I may have panicked just a little. After all—I’m quickly approaching my 36th birthday, so 40 isn’t that far off. Like any self-respecting woman, I decided to grab my female friends over the age of 40 for some insight.
First Things First: The Bad News
Unfortunately, the responsibilities that typically accompany being 40-plus can make it difficult to find time for sex. Even at 36, my husband and I still struggle with what’s more important—sleep or sex. The truth is, sometimes we choose to hit the snooze button on our love life for some extra Zzzs.

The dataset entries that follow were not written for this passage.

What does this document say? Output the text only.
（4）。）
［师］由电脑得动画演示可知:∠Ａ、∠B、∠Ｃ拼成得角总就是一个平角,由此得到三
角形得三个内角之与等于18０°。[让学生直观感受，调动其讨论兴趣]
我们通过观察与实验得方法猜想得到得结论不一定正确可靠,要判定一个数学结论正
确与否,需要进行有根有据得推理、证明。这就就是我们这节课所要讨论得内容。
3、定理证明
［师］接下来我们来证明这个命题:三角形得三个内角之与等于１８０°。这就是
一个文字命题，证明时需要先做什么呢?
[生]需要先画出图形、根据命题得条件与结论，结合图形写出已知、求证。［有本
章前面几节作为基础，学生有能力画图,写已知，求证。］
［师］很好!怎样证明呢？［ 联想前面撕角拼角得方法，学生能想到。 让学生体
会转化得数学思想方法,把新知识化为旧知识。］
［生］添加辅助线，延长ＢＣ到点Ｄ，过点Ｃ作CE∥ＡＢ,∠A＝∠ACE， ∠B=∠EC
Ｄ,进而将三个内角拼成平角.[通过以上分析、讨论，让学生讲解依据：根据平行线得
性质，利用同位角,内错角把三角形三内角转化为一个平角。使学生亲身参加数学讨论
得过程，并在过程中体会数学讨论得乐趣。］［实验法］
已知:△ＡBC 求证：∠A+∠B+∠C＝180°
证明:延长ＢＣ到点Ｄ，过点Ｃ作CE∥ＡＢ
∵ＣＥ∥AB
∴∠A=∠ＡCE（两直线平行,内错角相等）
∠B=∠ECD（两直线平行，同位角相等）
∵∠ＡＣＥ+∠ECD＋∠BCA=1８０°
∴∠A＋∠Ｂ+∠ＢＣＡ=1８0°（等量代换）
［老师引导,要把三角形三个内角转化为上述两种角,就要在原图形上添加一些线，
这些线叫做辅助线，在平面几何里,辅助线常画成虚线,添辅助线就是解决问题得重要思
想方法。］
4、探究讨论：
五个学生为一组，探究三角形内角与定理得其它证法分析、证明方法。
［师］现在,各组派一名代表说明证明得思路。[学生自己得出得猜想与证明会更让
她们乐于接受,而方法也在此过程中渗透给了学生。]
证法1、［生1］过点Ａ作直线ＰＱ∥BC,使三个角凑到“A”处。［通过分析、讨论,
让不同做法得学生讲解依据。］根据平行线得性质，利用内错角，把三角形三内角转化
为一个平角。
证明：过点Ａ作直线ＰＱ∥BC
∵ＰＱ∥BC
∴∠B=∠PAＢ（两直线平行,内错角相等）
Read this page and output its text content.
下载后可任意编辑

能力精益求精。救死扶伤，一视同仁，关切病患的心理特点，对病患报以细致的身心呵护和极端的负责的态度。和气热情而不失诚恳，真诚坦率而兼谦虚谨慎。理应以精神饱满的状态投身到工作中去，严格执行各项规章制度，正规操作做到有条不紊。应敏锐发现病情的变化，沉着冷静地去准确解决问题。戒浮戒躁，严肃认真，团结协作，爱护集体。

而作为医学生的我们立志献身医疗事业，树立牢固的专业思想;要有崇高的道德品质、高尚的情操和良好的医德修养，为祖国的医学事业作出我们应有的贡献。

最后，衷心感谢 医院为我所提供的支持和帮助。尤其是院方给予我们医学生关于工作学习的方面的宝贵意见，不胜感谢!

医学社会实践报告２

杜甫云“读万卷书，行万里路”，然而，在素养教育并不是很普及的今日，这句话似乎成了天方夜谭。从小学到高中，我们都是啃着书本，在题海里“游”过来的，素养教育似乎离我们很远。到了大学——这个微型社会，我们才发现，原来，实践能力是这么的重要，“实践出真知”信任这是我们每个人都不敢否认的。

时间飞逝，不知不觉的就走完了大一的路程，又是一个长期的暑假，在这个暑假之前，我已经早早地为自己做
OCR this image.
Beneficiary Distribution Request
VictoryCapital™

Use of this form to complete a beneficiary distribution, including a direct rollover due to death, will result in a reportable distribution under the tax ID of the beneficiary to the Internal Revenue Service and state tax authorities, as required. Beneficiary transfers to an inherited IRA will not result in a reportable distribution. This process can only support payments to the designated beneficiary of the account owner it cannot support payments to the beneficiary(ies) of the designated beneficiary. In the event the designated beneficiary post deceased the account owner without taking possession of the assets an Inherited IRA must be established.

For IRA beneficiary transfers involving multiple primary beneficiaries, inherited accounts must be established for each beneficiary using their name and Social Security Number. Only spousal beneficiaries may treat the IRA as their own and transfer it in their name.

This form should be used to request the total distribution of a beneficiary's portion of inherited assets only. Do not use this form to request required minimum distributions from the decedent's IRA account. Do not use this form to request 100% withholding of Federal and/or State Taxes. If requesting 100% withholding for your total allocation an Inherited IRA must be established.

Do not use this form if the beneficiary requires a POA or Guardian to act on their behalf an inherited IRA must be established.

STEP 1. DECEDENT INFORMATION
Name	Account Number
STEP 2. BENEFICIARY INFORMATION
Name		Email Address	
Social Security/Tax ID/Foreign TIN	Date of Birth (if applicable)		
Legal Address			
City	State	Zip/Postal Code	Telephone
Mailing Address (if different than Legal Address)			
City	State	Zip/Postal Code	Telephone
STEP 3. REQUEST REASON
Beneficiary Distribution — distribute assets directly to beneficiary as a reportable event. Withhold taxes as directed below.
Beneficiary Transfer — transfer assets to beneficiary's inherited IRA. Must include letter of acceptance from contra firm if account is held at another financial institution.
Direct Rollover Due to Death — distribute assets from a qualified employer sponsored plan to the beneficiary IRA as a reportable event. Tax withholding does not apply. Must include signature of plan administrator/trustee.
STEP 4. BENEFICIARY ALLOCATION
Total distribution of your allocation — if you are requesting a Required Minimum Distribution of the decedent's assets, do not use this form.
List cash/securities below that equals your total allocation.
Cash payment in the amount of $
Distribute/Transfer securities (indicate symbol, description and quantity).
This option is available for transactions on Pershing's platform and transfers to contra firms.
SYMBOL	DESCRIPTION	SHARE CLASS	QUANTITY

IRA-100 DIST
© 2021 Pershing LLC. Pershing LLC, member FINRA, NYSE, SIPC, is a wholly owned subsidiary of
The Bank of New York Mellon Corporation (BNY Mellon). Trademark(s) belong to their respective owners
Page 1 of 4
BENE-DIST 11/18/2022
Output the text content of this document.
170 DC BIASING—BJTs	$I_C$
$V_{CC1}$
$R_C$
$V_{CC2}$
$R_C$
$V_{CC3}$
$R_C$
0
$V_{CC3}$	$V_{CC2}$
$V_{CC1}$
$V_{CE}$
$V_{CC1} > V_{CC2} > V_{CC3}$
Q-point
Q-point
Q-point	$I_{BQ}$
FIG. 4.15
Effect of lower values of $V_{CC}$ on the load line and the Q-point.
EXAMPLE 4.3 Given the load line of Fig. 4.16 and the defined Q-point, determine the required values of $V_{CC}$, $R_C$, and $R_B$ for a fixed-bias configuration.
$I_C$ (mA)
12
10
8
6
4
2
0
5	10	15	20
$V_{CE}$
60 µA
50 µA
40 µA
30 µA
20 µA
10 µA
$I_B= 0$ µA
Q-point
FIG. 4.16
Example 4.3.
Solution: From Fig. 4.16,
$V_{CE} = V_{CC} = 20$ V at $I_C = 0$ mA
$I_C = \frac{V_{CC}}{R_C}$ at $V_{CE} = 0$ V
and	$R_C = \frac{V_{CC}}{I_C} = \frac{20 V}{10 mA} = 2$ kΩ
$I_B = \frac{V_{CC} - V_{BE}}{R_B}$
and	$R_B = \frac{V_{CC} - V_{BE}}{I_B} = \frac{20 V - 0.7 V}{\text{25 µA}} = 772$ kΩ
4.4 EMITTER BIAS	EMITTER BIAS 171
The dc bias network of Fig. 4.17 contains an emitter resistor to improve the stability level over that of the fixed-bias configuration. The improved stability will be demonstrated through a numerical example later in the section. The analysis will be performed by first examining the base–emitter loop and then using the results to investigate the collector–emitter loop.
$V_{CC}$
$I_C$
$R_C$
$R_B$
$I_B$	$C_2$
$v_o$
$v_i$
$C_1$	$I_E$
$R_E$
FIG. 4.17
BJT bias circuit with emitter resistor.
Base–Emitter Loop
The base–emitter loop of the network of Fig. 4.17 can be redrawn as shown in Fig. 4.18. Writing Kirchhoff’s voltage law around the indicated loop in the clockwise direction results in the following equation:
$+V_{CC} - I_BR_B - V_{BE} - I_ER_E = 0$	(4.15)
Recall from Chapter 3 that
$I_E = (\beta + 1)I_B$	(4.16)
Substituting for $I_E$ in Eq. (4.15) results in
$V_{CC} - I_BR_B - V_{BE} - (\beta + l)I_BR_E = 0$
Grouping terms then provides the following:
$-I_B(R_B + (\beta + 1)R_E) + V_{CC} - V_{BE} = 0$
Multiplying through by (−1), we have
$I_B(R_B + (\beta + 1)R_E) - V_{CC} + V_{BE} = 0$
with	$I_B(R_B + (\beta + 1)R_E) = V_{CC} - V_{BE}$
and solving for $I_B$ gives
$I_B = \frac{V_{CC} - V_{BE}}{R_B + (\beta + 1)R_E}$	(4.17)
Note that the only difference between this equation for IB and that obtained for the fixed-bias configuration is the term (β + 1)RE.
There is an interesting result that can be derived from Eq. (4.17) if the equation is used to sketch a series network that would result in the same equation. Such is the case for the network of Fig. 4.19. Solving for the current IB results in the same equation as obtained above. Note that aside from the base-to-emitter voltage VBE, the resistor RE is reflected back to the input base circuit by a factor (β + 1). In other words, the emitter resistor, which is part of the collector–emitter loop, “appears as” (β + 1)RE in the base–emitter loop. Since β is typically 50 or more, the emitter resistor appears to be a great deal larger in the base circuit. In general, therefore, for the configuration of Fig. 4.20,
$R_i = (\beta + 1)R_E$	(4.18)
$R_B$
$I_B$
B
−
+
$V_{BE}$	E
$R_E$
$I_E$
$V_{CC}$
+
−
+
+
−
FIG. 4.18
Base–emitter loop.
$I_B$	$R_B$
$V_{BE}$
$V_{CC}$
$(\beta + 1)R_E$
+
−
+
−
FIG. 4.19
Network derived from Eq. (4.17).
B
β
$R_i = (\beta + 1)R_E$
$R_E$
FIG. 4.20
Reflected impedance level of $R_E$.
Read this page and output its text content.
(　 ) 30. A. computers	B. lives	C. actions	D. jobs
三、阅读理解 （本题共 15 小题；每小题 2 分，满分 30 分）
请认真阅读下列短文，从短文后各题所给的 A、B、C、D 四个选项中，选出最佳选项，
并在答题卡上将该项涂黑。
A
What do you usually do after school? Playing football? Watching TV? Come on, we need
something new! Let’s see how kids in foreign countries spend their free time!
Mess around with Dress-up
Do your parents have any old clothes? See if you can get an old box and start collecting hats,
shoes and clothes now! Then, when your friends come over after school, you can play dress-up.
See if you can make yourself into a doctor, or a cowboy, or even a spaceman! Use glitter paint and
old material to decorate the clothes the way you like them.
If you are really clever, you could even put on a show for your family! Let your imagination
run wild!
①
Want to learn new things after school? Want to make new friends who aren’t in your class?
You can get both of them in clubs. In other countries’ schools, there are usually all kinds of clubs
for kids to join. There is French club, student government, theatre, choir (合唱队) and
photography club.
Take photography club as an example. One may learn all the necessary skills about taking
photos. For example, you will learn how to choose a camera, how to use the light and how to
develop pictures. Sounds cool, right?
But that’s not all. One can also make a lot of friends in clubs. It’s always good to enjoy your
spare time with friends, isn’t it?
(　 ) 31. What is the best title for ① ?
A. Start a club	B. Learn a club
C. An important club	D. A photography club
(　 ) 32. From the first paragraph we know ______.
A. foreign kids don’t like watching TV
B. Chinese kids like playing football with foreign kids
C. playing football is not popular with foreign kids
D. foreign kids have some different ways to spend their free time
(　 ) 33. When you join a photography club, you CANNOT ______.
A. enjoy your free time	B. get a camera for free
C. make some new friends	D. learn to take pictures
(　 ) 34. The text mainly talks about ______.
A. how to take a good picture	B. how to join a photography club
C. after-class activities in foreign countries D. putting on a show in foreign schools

Your schedule isn’t the only thing that changes after 40, either. Tory*, 41, says she's noticed lower levels of desire from her boyfriend since he passed his 40th birthday. And, sadly, it’s not just a guy thing. “Pre-menopausal hormones have wreaked havoc on my mood and created some other issues, says Jessie*, 44. “Luckily, it's nothing a glass of wine and a good lubricant can't fix.”
But There Is Good News…
Despite some drawbacks, there are definitely upsides to having sex after 40. Once you start approaching 40, you naturally start to feel less insecure in the bedroom, according to my friends. Happily married for 15 years, 41-year old Katherine* says she no longer feels she has to look and act vampy for her husband to find her sexy. In fact, all of my friends agree that with time comes an empowering acceptance and confidence in their bodies that makes them enjoy sex more.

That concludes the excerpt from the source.